Record European gas prices during last Summer contributed to revenues recorded by Vermilion Energy from its Corrib Gas field operation increasing by 51 per cent to 324.34 million Canadian dollars (€222.2 million) in 2022.
That is according to the 2022 Vermilion Energy annual report which shows that its Corrib Gas field interest benefited from a 61 per cent increase in the price of gas across 2022.
The report shows that by the fourth quarter of last year the price of gas had softened contributing to Vermilion’s fourth quarter revenues from Corrib slumping by 41 per cent to 64.7 million Canadian dollars compared to the same quarter in 2021.
The report states that the Corrib production increased by one per cent in the fourth quarter compared to the previous quarter “as the Corrib facility experienced strong operational run time during the quarter”.
European natural gas prices reached an all-time high in late August on concerns regarding Europe’s ability to meet winter gas demand which has been followed by more recent price weakness due to warm weather and full storage.
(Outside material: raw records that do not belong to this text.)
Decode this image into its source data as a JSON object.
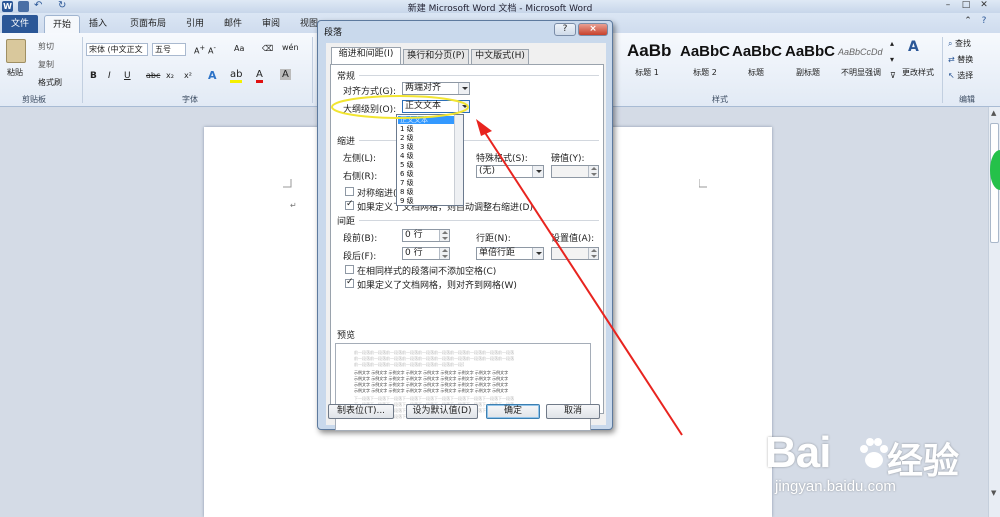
{
  "window": {
    "title": "新建 Microsoft Word 文档 - Microsoft Word"
  },
  "ribbon_tabs": [
    "文件",
    "开始",
    "插入",
    "页面布局",
    "引用",
    "邮件",
    "审阅",
    "视图"
  ],
  "clipboard": {
    "paste": "粘贴",
    "cut": "剪切",
    "copy": "复制",
    "format_painter": "格式刷",
    "group": "剪贴板"
  },
  "font": {
    "name": "宋体 (中文正文",
    "size": "五号",
    "group": "字体",
    "bold": "B",
    "italic": "I",
    "underline": "U",
    "strike": "abc",
    "sub": "x₂",
    "sup": "x²"
  },
  "styles": {
    "items": [
      {
        "sample": "AaBb",
        "name": "标题 1"
      },
      {
        "sample": "AaBbC",
        "name": "标题 2"
      },
      {
        "sample": "AaBbC",
        "name": "标题"
      },
      {
        "sample": "AaBbC",
        "name": "副标题"
      },
      {
        "sample": "AaBbCcDd",
        "name": "不明显强调"
      }
    ],
    "change": "更改样式",
    "group": "样式"
  },
  "editing": {
    "find": "查找",
    "replace": "替换",
    "select": "选择",
    "group": "编辑"
  },
  "dialog": {
    "title": "段落",
    "help": "?",
    "close": "×",
    "tabs": [
      "缩进和间距(I)",
      "换行和分页(P)",
      "中文版式(H)"
    ],
    "general": {
      "section": "常规",
      "alignment_label": "对齐方式(G):",
      "alignment_value": "两端对齐",
      "outline_label": "大纲级别(O):",
      "outline_value": "正文文本",
      "outline_options": [
        "正文文本",
        "1 级",
        "2 级",
        "3 级",
        "4 级",
        "5 级",
        "6 级",
        "7 级",
        "8 级",
        "9 级"
      ]
    },
    "indent": {
      "section": "缩进",
      "left_label": "左侧(L):",
      "right_label": "右侧(R):",
      "special_label": "特殊格式(S):",
      "special_value": "(无)",
      "by_label": "磅值(Y):",
      "mirror": "对称缩进(M)",
      "auto_adjust": "如果定义了文档网格，则自动调整右缩进(D)"
    },
    "spacing": {
      "section": "间距",
      "before_label": "段前(B):",
      "before_value": "0 行",
      "after_label": "段后(F):",
      "after_value": "0 行",
      "line_label": "行距(N):",
      "line_value": "单倍行距",
      "at_label": "设置值(A):",
      "no_space": "在相同样式的段落间不添加空格(C)",
      "snap_grid": "如果定义了文档网格，则对齐到网格(W)"
    },
    "preview": {
      "section": "预览",
      "prev_line": "前一段落前一段落前一段落前一段落前一段落前一段落前一段落前一段落前一段落前一段落",
      "sample_line": "示例文字 示例文字 示例文字 示例文字 示例文字 示例文字 示例文字 示例文字 示例文字",
      "next_line": "下一段落下一段落下一段落下一段落下一段落下一段落下一段落下一段落下一段落下一段落"
    },
    "buttons": {
      "tabs": "制表位(T)...",
      "default": "设为默认值(D)",
      "ok": "确定",
      "cancel": "取消"
    }
  },
  "watermark": {
    "brand": "Bai",
    "cn": "经验",
    "url": "jingyan.baidu.com"
  },
  "colors": {
    "file_tab": "#2b5797",
    "highlight": "#3399ff",
    "annotation_arrow": "#e8241f",
    "annotation_ellipse": "#f2e531"
  }
}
The gas produced from Corrib represents 100pc of Ireland’s domestic production of natural gas.
The hike in revenues at Corrib Gas contributed to Vermilion’s overall revenues increasing by 67 per cent or 1.39 billion Canadian dollars from 2.07 billion Canadian dollars in 2021 to 3.47 billion Canadian dollars for last year.
Corrib project stake
The Canada-based Vermilion has a 20 per cent stake in the Corrib project and as a result of a 556 million Canadian dollars deal in November 2021 Vermilion acquired an additional 36.5 per cent share after it agreed to purchase Equinor’s shareholding in the field.
The new report states that the Corrib acquisition is now expected to close at the end of March.
In his report, President and chief executive Dion Hatcher states that “to increase our exposure to premium priced European gas, we progressed the high rate of return Irish Corrib consolidation deal, which we plan to close on March 31, 2023”.
On the acquisition, Mr Hatcher states that Vermilion estimates a net cash payment of approximately 200 million Canadian dollars at close “and expects the acquisition to payout in approximately one year, based on forward commodity prices”.
The report records that Vermilion’s profits were hit by a 223 million Canadian dollars full year impact of temporary windfall taxes.
The report stated that the temporary windfall tax “was approved by the European Union on September 30th, 2022, and was applied retroactively for 2022 in the countries where we operate”.
It notes that as at December 31st, 2022, Ireland has not legislated a windfall tax rate and a rate of 75 per cent was announced in November 2022.
Vermilion has plans to continue extracting natural off the west coast for a decade longer than expected after privately briefing Taoiseach Michéal Martin on their proposals during a meeting at Government Buildings during last Summer.
Vermilion is planning a €20 million investment in new technology which will allow them to go deeper in search of more natural gas and Vermilion told Mr Martin they believe the life expectancy of the site could be extended to 2038.
Production volumes reached full plant capacity at the end of 2016 and production plateaued at this level until decline started at the beginning of 2018.
The gas is produced through a subsea facility off the Mayo coast and brought ashore through a 83km pipeline to Bellanaboy Bridge gas plant.